Doctors, nutritionists and dietitians are unanimous that Americans as a whole need to eat more fish. The high-quality protein of fish is leaner than meat, and the fats in fish are heavy in healthy omega-3 fatty acids rather than the saturated fats in meat. However, many consumers are reluctant to increase their fish consumption because of the risk of mercury contamination.
About Mercury
Mercury is a contaminant found in both fresh and salt waters around the world. A limited quantity occurs naturally, but the majority stems from industrial pollution. Your body readily absorbs methyl mercury, the kind found in water, and stores it in your tissues. In small amounts this is not a major concern, since your body manages to cleanse itself in the course of a year or so.

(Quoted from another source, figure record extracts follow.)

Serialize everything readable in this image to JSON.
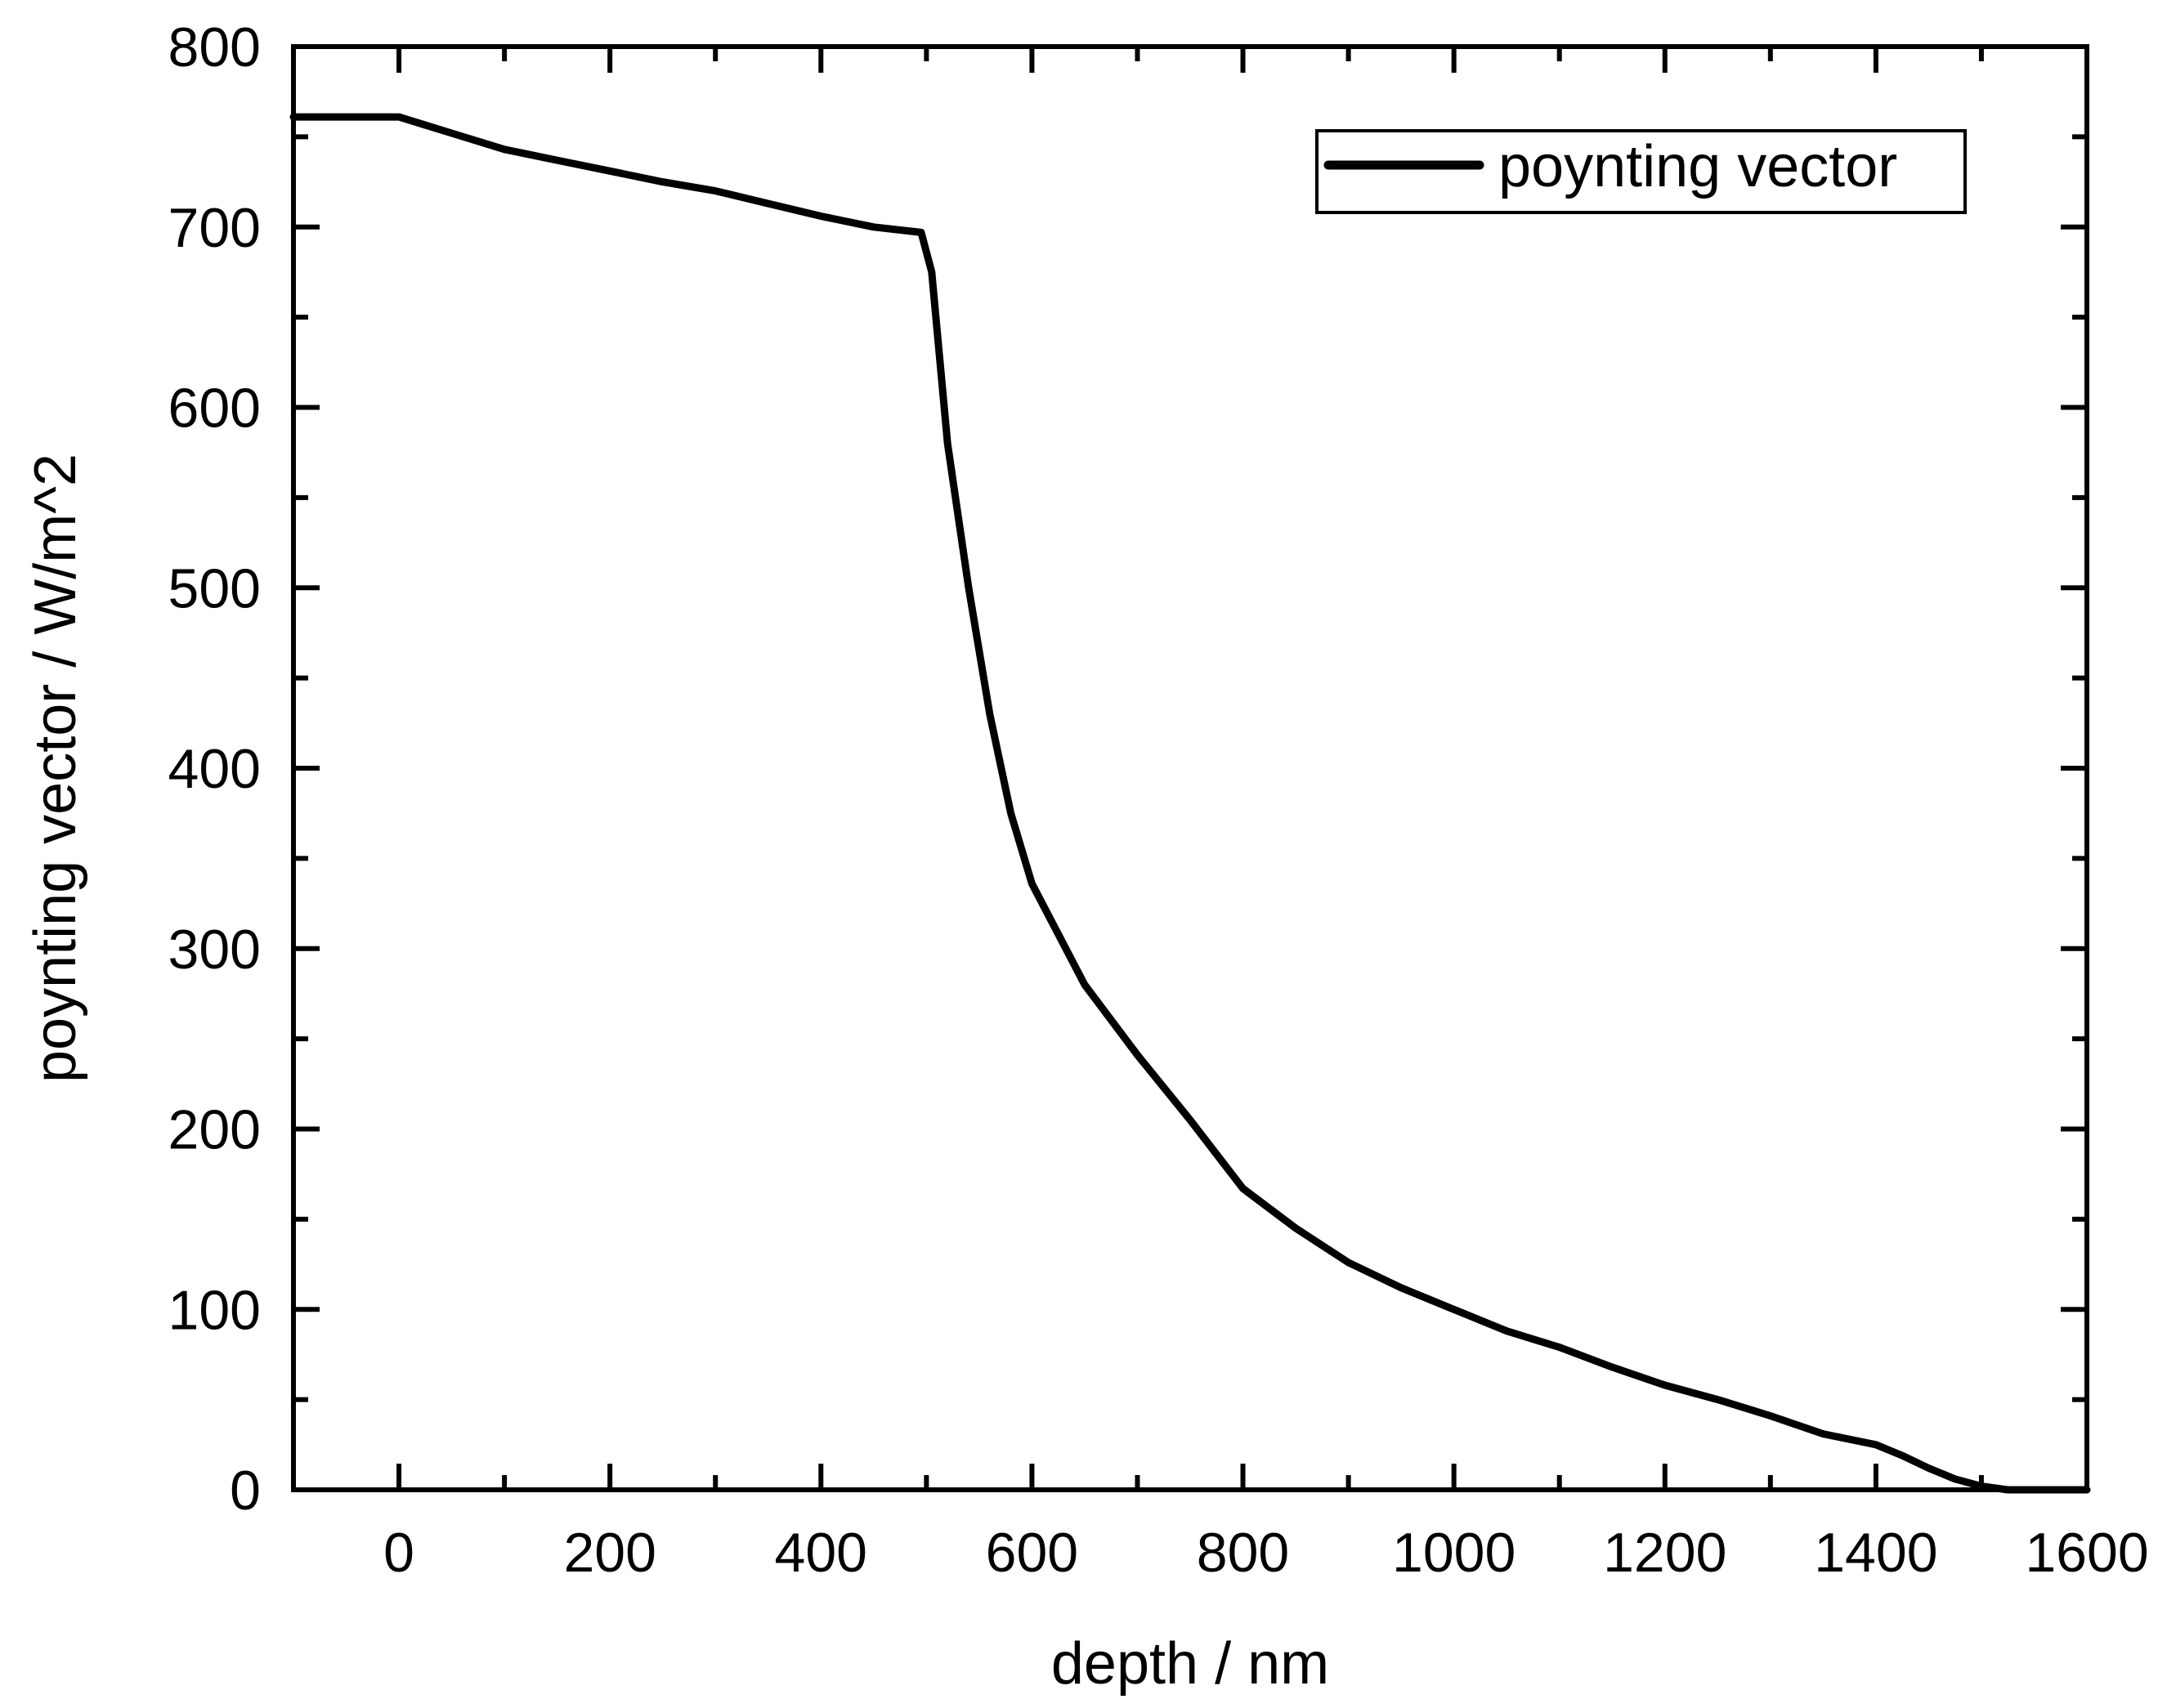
{
  "chart_data": {
    "type": "line",
    "title": "",
    "xlabel": "depth / nm",
    "ylabel": "poynting vector / W/m^2",
    "xlim": [
      -100,
      1600
    ],
    "ylim": [
      0,
      800
    ],
    "grid": false,
    "legend_position": "upper right",
    "x_ticks": [
      0,
      200,
      400,
      600,
      800,
      1000,
      1200,
      1400,
      1600
    ],
    "y_ticks": [
      0,
      100,
      200,
      300,
      400,
      500,
      600,
      700,
      800
    ],
    "series": [
      {
        "name": "poynting vector",
        "color": "#000000",
        "x": [
          -100,
          0,
          50,
          100,
          150,
          200,
          250,
          300,
          350,
          400,
          450,
          495,
          505,
          520,
          540,
          560,
          580,
          600,
          650,
          700,
          750,
          800,
          850,
          900,
          950,
          1000,
          1050,
          1100,
          1150,
          1200,
          1250,
          1300,
          1350,
          1400,
          1425,
          1450,
          1475,
          1500,
          1525,
          1550,
          1600
        ],
        "values": [
          761,
          761,
          752,
          743,
          737,
          731,
          725,
          720,
          713,
          706,
          700,
          697,
          675,
          580,
          500,
          430,
          375,
          336,
          280,
          241,
          205,
          167,
          145,
          126,
          112,
          100,
          88,
          79,
          68,
          58,
          50,
          41,
          31,
          25,
          19,
          12,
          6,
          2,
          0,
          0,
          0
        ]
      }
    ]
  },
  "axes": {
    "x_title": "depth / nm",
    "y_title": "poynting vector / W/m^2",
    "x_tick_labels": [
      "0",
      "200",
      "400",
      "600",
      "800",
      "1000",
      "1200",
      "1400",
      "1600"
    ],
    "y_tick_labels": [
      "0",
      "100",
      "200",
      "300",
      "400",
      "500",
      "600",
      "700",
      "800"
    ]
  },
  "legend": {
    "label": "poynting vector"
  }
}
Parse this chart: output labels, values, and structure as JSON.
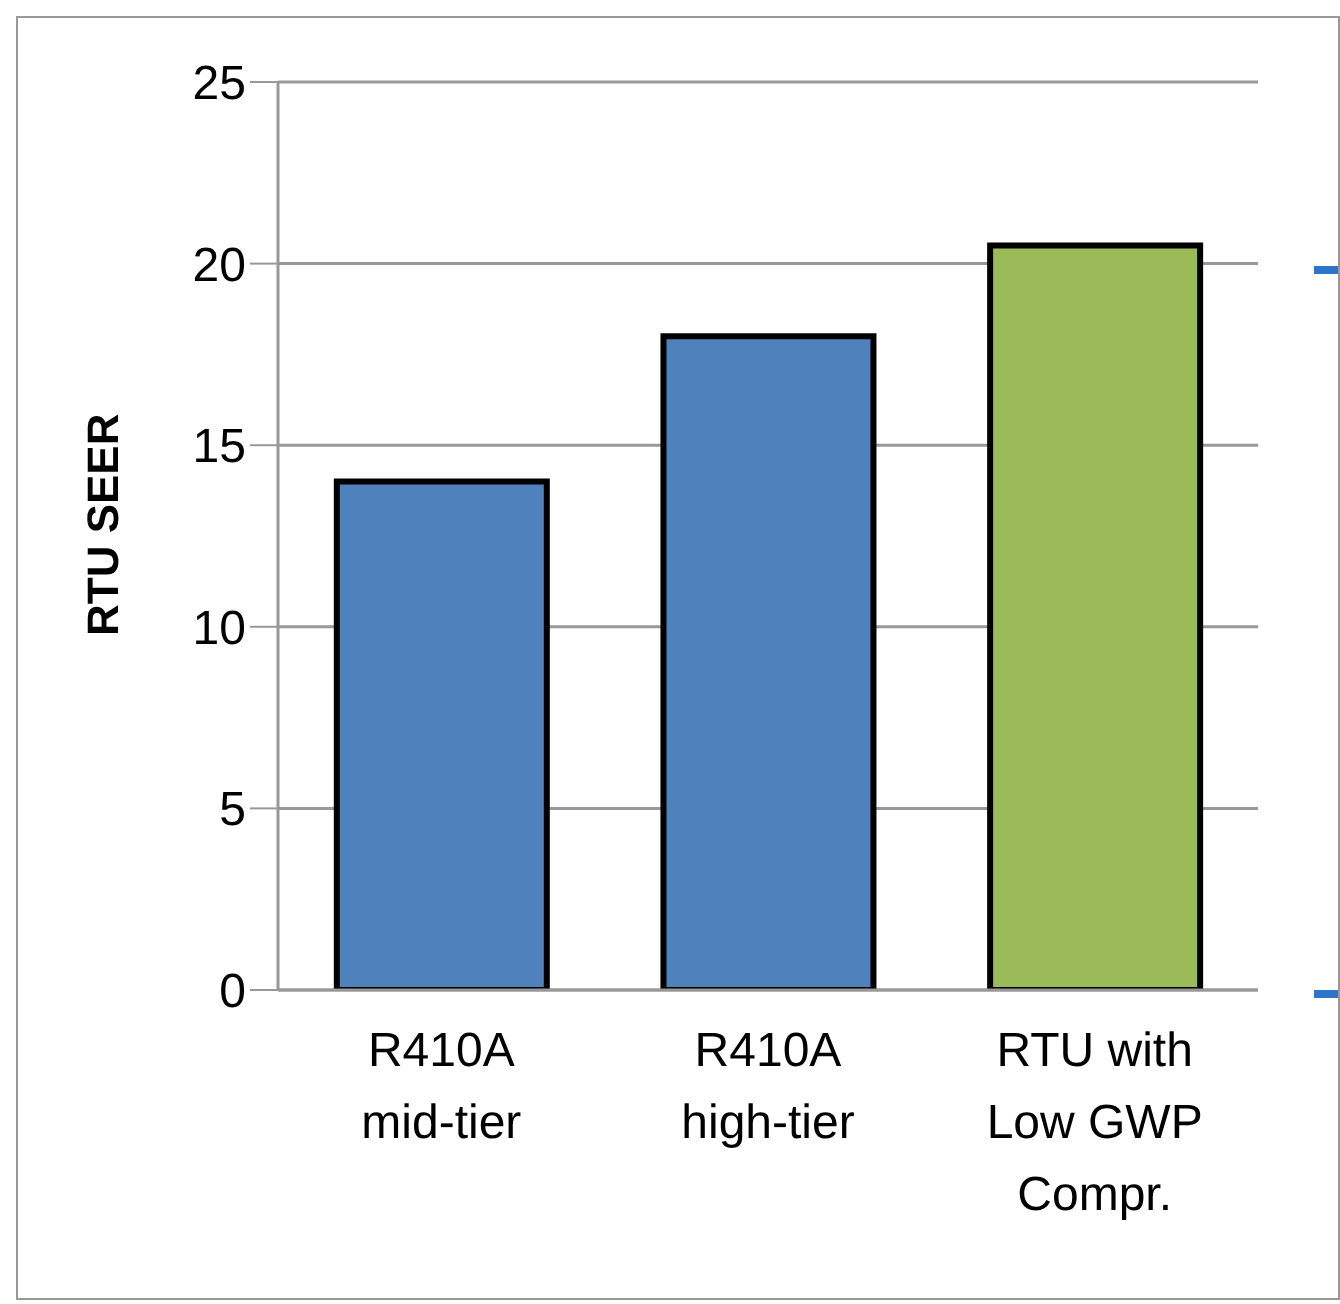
{
  "chart_data": {
    "type": "bar",
    "ylabel": "RTU SEER",
    "categories": [
      "R410A mid-tier",
      "R410A high-tier",
      "RTU with Low GWP Compr."
    ],
    "values": [
      14,
      18,
      20.5
    ],
    "colors": [
      "#4f81bd",
      "#4f81bd",
      "#9bbb59"
    ],
    "ylim": [
      0,
      25
    ],
    "yticks": [
      0,
      5,
      10,
      15,
      20,
      25
    ],
    "grid": "y",
    "legend": false
  }
}
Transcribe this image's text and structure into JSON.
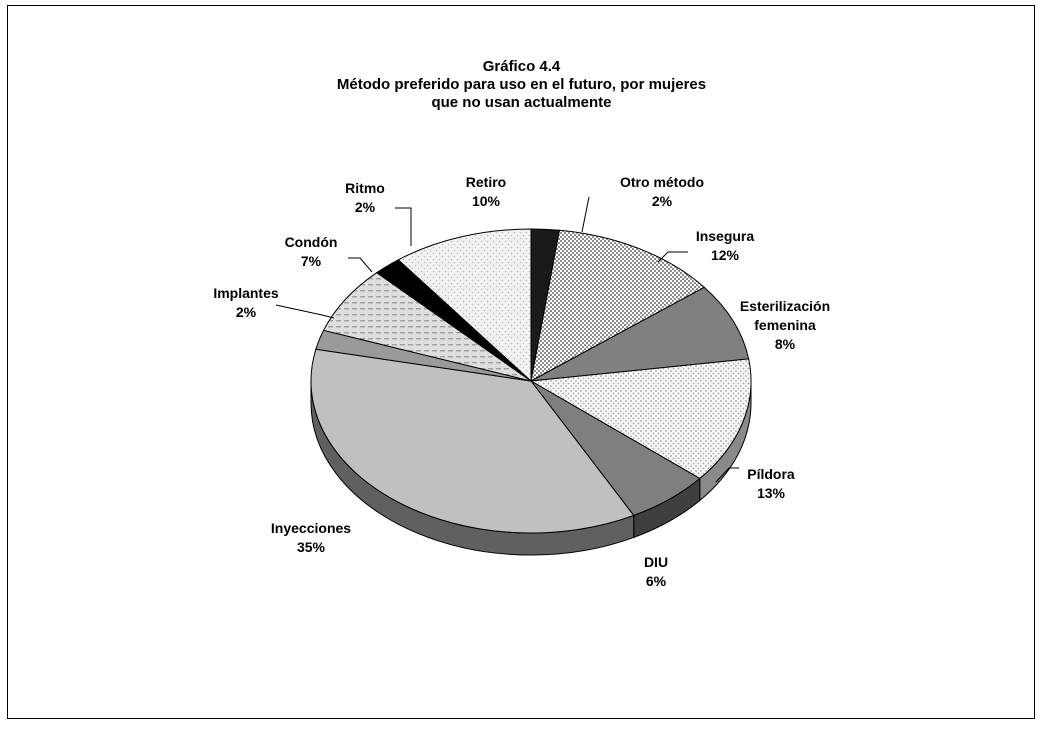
{
  "chart_data": {
    "type": "pie",
    "title": "Gráfico 4.4",
    "subtitle_lines": [
      "Método preferido para uso en el futuro, por mujeres",
      "que no usan actualmente"
    ],
    "unit": "%",
    "slices": [
      {
        "name": "Otro método",
        "label_lines": [
          "Otro método"
        ],
        "value": 2,
        "value_label": "2%",
        "fill": "#1a1a1a",
        "side": "#000000"
      },
      {
        "name": "Insegura",
        "label_lines": [
          "Insegura"
        ],
        "value": 12,
        "value_label": "12%",
        "fill": "#cfcfcf",
        "side": "#8a8a8a",
        "pattern": "checker"
      },
      {
        "name": "Esterilización femenina",
        "label_lines": [
          "Esterilización",
          "femenina"
        ],
        "value": 8,
        "value_label": "8%",
        "fill": "#808080",
        "side": "#555555"
      },
      {
        "name": "Píldora",
        "label_lines": [
          "Píldora"
        ],
        "value": 13,
        "value_label": "13%",
        "fill": "#f2f2f2",
        "side": "#8a8a8a",
        "pattern": "dots"
      },
      {
        "name": "DIU",
        "label_lines": [
          "DIU"
        ],
        "value": 6,
        "value_label": "6%",
        "fill": "#7f7f7f",
        "side": "#3f3f3f"
      },
      {
        "name": "Inyecciones",
        "label_lines": [
          "Inyecciones"
        ],
        "value": 35,
        "value_label": "35%",
        "fill": "#c0c0c0",
        "side": "#606060"
      },
      {
        "name": "Implantes",
        "label_lines": [
          "Implantes"
        ],
        "value": 2,
        "value_label": "2%",
        "fill": "#9a9a9a",
        "side": "#5a5a5a"
      },
      {
        "name": "Condón",
        "label_lines": [
          "Condón"
        ],
        "value": 7,
        "value_label": "7%",
        "fill": "#d9d9d9",
        "side": "#8a8a8a",
        "pattern": "dash"
      },
      {
        "name": "Ritmo",
        "label_lines": [
          "Ritmo"
        ],
        "value": 2,
        "value_label": "2%",
        "fill": "#000000",
        "side": "#000000"
      },
      {
        "name": "Retiro",
        "label_lines": [
          "Retiro"
        ],
        "value": 10,
        "value_label": "10%",
        "fill": "#ebebeb",
        "side": "#9a9a9a",
        "pattern": "sparse-dots"
      }
    ],
    "legend": "none",
    "start_angle_degrees": 270,
    "direction": "clockwise"
  }
}
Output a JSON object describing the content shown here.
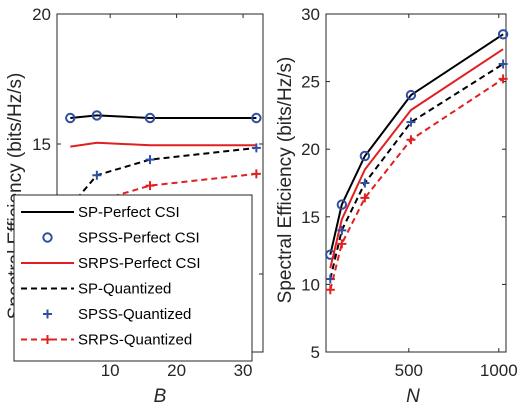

However, if you become pregnant or nurse while there is a high level of mercury in your system, it can cause your child long-lasting developmental damage.
Mercury and Fish
Methyl mercury in the water contaminates the food supply of various fish species and begins to concentrate in their tissues just as it does in yours. The older and larger a fish is, the more mercury it is likely to contain. Furthermore, large predators such as tuna, shark and king mackerel accumulate greater amounts of mercury because of their position at the top of the food chain. In short, researchers are able to estimate the safety of a given species by examining its food source and by physically testing the tissues of individual fish.
Seafoods Low in Mercury
There are several varieties of fish and shellfish that are naturally low in mercury. Molluscs, including clams, mussels and scallops, are all low-mercury options. So are crustaceans, with shrimp and crab classed as low-mercury and lobster as moderate. Fish that primarily prey on crustaceans or insects, including salmon, trout and char, also are low or moderate. A fourth safe choice is flat fish, including place, sole, skate, flounder and halibut, all of which have low to moderate mercury content. The herring family, including anchovies and sardines, are safe, and so are smaller members of the mackerel and tuna families.
Seafood and Health
The health benefits of eating seafood are clearly understood, and no authoritative source advises cutting it from your diet. Be selective in choosing your seafood and you'll still be able to enjoy it frequently. The Food and Drug Administration recommends two 6-oz. portions of low-mercury seafood each week, and no more than two higher-mercury seafood meals in a given month.